The whole concept of Reverence seems as old fashioned and nonsensical in our culture as taking seriously a child's fear of the night. But that is the point.
Thomas Howard tells of a group of students taken by a learned cultural anthropologist into the depths of an unmapped jungle. They wander into a village just in time to see a scantily clad witch doctor slicing the head off of a chicken. Violently flinging the warm blood across the altar in front of him, the old man repeatedly bows towards the image. The scientist turns towards the students and says "Here we have a perfect example of the earliest stages of religious evolution and a clear manifestation of the myth of the fertility god's enacted death…" Obviously, the two men see something very different taking place.
If you had to choose, who would you side with? Are you with the Scientist or the Witch Doctor? Seems a clear choice to me: The witch doctor knows many things the Scientist does not- that there are some things before which we must bow, that sacrifice is required and that it must be made in blood, that there is more to reality than can be seen, etc, etc
The battle is decided when one side concedes the bedrock contention of the other. It seems to me that we need to be careful whose weapons we are using and what we are aiming at.
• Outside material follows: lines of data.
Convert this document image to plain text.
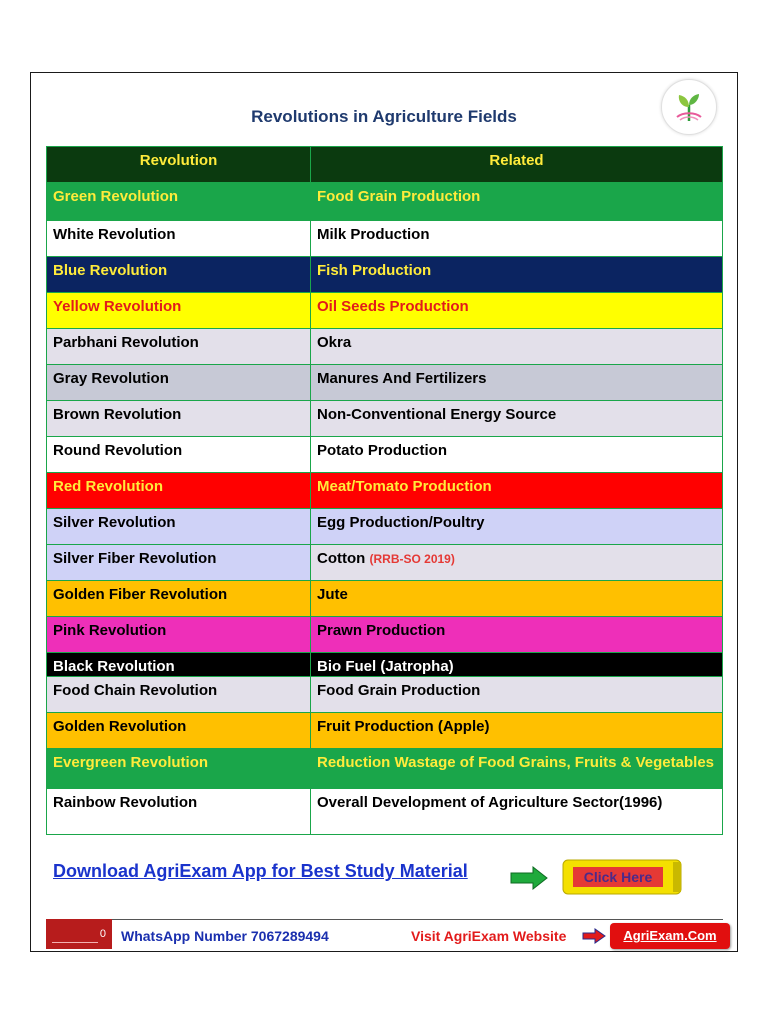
Revolutions in Agriculture Fields
Revolution	Related
Green Revolution	Food Grain Production
White Revolution	Milk Production
Blue Revolution	Fish Production
Yellow Revolution	Oil Seeds Production
Parbhani Revolution	Okra
Gray Revolution	Manures And Fertilizers
Brown Revolution	Non-Conventional Energy Source
Round Revolution	Potato Production
Red Revolution	Meat/Tomato Production
Silver Revolution	Egg Production/Poultry
Silver Fiber Revolution	Cotton (RRB-SO 2019)
Golden Fiber Revolution	Jute
Pink Revolution	Prawn Production
Black Revolution	Bio Fuel (Jatropha)
Food Chain Revolution	Food Grain Production
Golden Revolution	Fruit Production (Apple)
Evergreen Revolution	Reduction Wastage of Food Grains, Fruits & Vegetables
Rainbow Revolution	Overall Development of Agriculture Sector(1996)
Download AgriExam App for Best Study Material	Click Here
0	WhatsApp Number 7067289494	Visit AgriExam Website	AgriExam.Com
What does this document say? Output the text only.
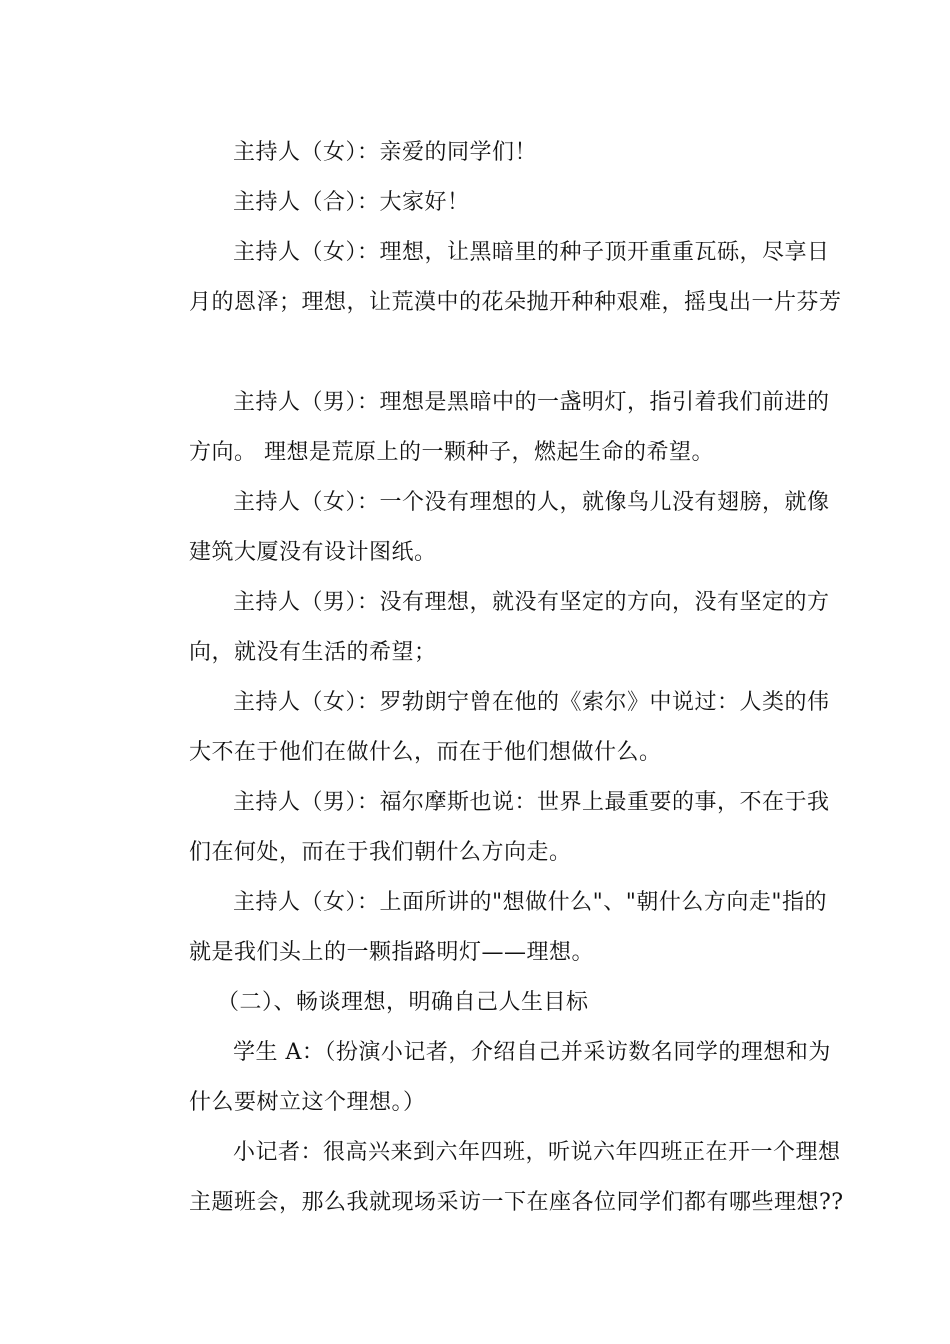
主持人（女）：亲爱的同学们！
主持人（合）：大家好！
主持人（女）：理想，让黑暗里的种子顶开重重瓦砾，尽享日
月的恩泽；理想，让荒漠中的花朵抛开种种艰难，摇曳出一片芬芳
主持人（男）：理想是黑暗中的一盏明灯，指引着我们前进的
方向。 理想是荒原上的一颗种子，燃起生命的希望。
主持人（女）：一个没有理想的人，就像鸟儿没有翅膀，就像
建筑大厦没有设计图纸。
主持人（男）：没有理想，就没有坚定的方向，没有坚定的方
向，就没有生活的希望；
主持人（女）：罗勃朗宁曾在他的《索尔》中说过：人类的伟
大不在于他们在做什么，而在于他们想做什么。
主持人（男）：福尔摩斯也说：世界上最重要的事，不在于我
们在何处，而在于我们朝什么方向走。
主持人（女）：上面所讲的"想做什么"、"朝什么方向走"指的
就是我们头上的一颗指路明灯——理想。
（二）、畅谈理想，明确自己人生目标
学生 A：（扮演小记者，介绍自己并采访数名同学的理想和为
什么要树立这个理想。）
小记者：很高兴来到六年四班，听说六年四班正在开一个理想
主题班会，那么我就现场采访一下在座各位同学们都有哪些理想??
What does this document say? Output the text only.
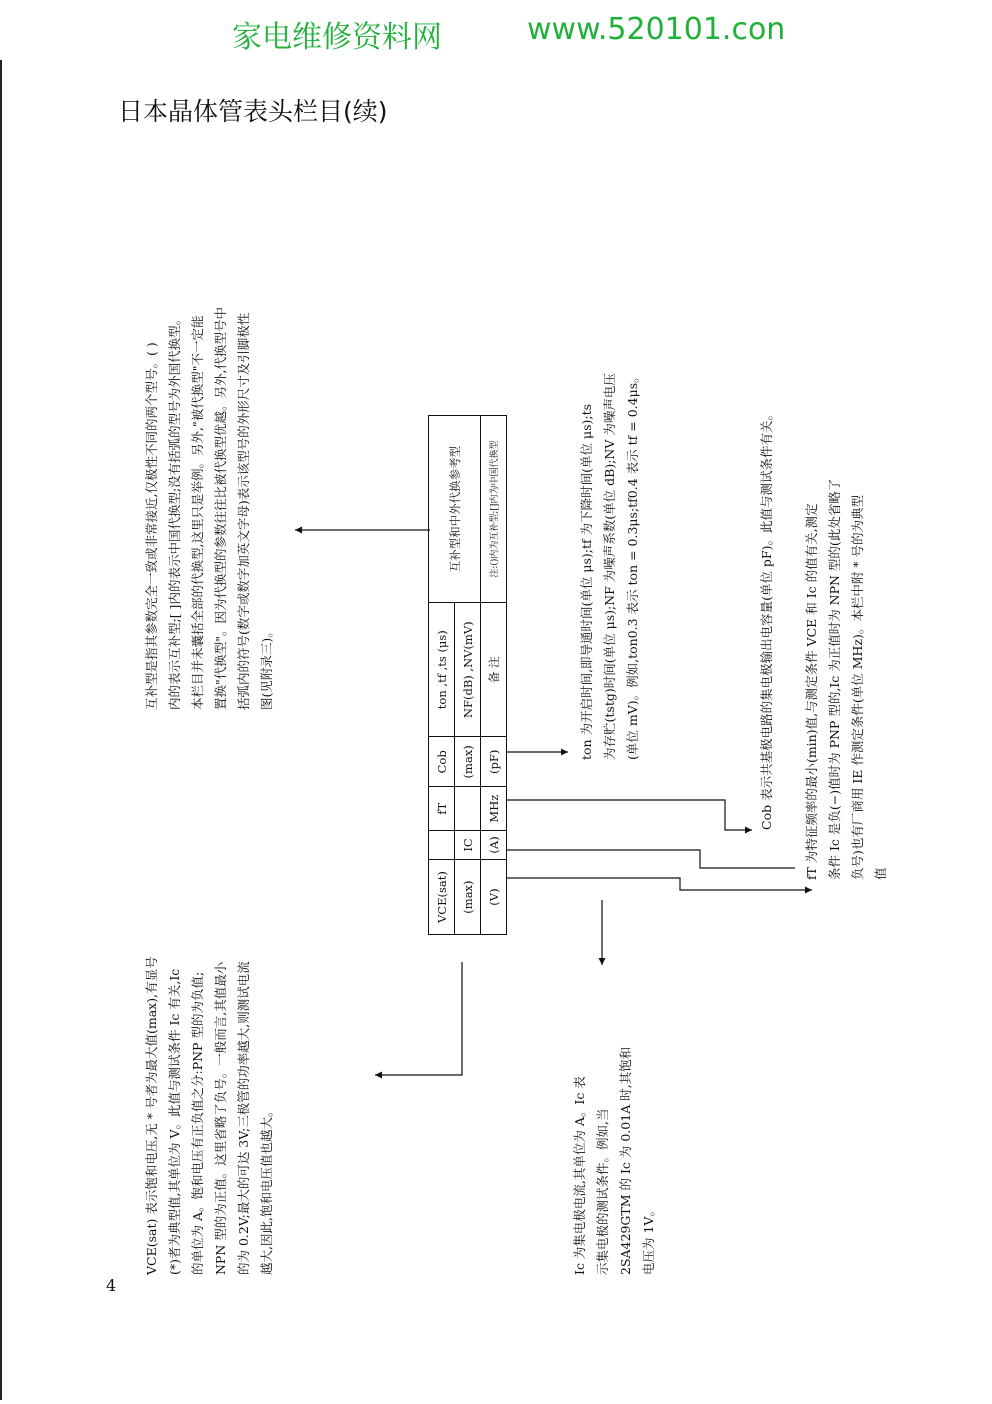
家电维修资料网	www.520101.con
日本晶体管表头栏目(续)
VCE(sat)		fT	Cob	ton ,tf ,ts (μs)	互补型和中外代换参考型
(max)	IC		(max)	NF(dB) ,NV(mV)	
(V)	(A)	MHz	(pF)	备 注	注:()内为互补型;[]内为中国代换型

互补型是指其参数完全一致或非常接近,仅极性不同的两个型号。( ) 内的表示互补型;[ ]内的表示中国代换型;没有括弧的型号为外国代换型。 本栏目并未囊括全部的代换型,这里只是举例。另外,"被代换型"不一定能 置换"代换型"。因为代换型的参数往往比被代换型优越。另外,代换型号中 括弧内的符号(数字或数字加英文字母)表示该型号的外形尺寸及引脚极性 图(见附录三)。	ton 为开启时间,即导通时间(单位 μs);tf 为下降时间(单位 μs);ts 为存贮(tstg)时间(单位 μs);NF 为噪声系数(单位 dB);NV 为噪声电压 (单位 mV)。例如,ton0.3 表示 ton = 0.3μs;tf0.4 表示 tf = 0.4μs。	Cob 表示共基极电路的集电极输出电容量(单位 pF)。此值与测试条件有关。	fT 为特征频率的最小(min)值,与测定条件 VCE 和 Ic 的值有关,测定 条件 Ic 是负(−)值时为 PNP 型的,Ic 为正值时为 NPN 型的(此处省略了 负号)也有厂商用 IE 作测定条件(单位 MHz)。本栏中附 * 号的为典型 值

VCE(sat) 表示饱和电压,无 * 号者为最大值(max),有显号 (*)者为典型值,其单位为 V。此值与测试条件 Ic 有关,Ic 的单位为 A。饱和电压有正负值之分:PNP 型的为负值; NPN 型的为正值。这里省略了负号。一般而言,其值最小 的为 0.2V;最大的可达 3V;三极管的功率越大,则测试电流 越大,因此,饱和电压值也越大。	Ic 为集电极电流,其单位为 A。Ic 表 示集电极的测试条件。例如,当 2SA429GTM 的 Ic 为 0.01A 时,其饱和 电压为 1V。

4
If there is "more than" to God, if he is truly "other," then that otherness finds expression in the image of his creation. Those innocent, profound and radically molding places, times and encounters should be recognized and treasured- brought captive to the King to whom they rightfully belong. This is simply seeing them for what they are- facets of our God's great glory. Since the garden, this has been man's challenge- to properly name God's creation. It's always been that way. Modern men and women have the distinction of adding an additional challenge- they have set out to feel shame at the awareness of certain creatures (Spookiness wasn't the first) or to deny that they exist at all. That's a tough row to hoe...because they do.
One night you'll be alone. The moon will be full, but ducking behind the gray stretched clouds, as if afraid to watch. A solitary dog will bark in the distance and a cold blast of air will send the dead leaves past your face and swirling upwards. A thought occurs to you. Not a thought really, more of an awareness; and you respond by glancing over your shoulder at the woods that lay behind. You're looking for something in the almost perfect blackness that lies between the trees. Not sure what, just …something. You shudder and gather up the groceries as quickly as you can; trying to tell yourself that nothing is going on.
Is there? Anything going on, I mean. I hope you answer, "Yes, Indeed" and offer thanks for the visitation.